The correct option is C

$Area\left(△DPQ\right)=\frac{1}{6}\times Area\left(ABCD\right)$

Here DPQC is a trapezium,

We know that triangles between same parallels and on the same base have half the area of parallelogram.

So, $ar\left(△DQC\right)=\frac{1}{2}\times ar\left(ABCD\right)$

Let h be the height between the parallel lines

$PQ=\frac{1}{3}\times AB$

Hence, area of DPQC
$=\frac{1}{2}\times h\times (PQ+DC)$

$=\frac{h}{2}\times (DC+\frac{AB}{3})$
$=\frac{h}{2}\times (DC+\frac{DC}{3})$

$=\frac{h}{2}\times \left(\frac{4DC}{3}\right)$

$=\frac{2h\times DC}{3}$

Now, we know that $h\times DC=$ area of parallelogram ABCD.

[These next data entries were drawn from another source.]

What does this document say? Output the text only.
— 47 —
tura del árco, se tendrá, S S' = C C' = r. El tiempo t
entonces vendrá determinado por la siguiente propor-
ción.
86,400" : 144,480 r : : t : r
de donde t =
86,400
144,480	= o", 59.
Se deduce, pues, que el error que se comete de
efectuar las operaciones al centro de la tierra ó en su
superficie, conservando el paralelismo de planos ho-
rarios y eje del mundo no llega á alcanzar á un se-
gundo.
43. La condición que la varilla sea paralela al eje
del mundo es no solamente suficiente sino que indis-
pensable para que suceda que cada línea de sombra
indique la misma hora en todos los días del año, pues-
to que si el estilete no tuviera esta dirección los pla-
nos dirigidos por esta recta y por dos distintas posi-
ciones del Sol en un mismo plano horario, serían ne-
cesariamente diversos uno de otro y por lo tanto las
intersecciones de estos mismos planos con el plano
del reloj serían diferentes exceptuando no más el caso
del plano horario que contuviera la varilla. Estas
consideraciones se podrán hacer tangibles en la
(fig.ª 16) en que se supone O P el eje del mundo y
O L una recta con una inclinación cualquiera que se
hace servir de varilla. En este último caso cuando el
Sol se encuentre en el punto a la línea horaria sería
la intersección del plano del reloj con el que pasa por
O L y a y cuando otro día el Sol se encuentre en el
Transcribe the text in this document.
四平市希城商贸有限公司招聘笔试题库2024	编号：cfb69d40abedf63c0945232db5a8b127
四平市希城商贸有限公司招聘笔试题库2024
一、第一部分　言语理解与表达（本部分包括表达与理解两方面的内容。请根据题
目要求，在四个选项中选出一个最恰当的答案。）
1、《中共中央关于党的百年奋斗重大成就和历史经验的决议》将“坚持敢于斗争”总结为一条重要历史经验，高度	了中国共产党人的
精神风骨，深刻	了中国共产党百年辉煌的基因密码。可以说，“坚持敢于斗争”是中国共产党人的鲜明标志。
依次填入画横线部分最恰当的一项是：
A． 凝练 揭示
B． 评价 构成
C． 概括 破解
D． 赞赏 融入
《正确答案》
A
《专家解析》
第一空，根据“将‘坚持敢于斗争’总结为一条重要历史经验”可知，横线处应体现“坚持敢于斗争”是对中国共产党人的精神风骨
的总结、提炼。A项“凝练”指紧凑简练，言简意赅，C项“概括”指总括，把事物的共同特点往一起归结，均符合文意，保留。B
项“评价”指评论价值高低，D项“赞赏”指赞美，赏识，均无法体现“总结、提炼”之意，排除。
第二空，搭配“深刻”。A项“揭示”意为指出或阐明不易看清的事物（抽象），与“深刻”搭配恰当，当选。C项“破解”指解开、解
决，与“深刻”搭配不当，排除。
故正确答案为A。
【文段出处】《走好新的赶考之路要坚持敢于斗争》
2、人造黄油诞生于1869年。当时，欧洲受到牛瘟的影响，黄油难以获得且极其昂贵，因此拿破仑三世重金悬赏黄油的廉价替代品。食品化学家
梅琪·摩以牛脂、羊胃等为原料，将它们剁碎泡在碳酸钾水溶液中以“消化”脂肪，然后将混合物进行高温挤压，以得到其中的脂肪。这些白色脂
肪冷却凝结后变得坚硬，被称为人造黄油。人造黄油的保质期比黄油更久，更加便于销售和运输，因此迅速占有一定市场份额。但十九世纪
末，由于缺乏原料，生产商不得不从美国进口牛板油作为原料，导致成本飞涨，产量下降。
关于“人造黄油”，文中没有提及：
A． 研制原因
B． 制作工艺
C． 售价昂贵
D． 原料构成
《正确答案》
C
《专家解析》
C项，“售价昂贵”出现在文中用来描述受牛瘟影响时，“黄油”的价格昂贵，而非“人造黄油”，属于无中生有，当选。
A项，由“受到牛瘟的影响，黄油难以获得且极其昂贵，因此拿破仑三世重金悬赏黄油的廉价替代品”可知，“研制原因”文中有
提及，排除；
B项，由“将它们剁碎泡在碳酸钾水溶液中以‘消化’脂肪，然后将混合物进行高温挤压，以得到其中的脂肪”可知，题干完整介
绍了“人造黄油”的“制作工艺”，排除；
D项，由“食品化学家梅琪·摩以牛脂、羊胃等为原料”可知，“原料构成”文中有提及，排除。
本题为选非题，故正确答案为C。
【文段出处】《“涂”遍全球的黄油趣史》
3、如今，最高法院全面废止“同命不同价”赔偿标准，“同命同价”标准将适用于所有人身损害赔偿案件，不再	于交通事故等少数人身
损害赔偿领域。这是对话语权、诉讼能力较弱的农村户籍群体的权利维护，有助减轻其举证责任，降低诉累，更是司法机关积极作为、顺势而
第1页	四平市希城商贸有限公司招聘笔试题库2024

Hence, $areaoftrapeziumDPQC=\frac{2}{3}\times areaofparallelogramABCD$

Now, $Area\left(DPQC\right)=Area\left(△DPQ\right)+\frac{1}{2}\times Area\left(ABCD\right)$

$\frac{2}{3}\times Area\left(ABCD\right)-\frac{1}{2}\times Area\left(ABCD\right)=Area\left(△DPQ\right)$

Or, $Area\left(△DPQ\right)=\frac{1}{6}\times Area\left(ABCD\right).$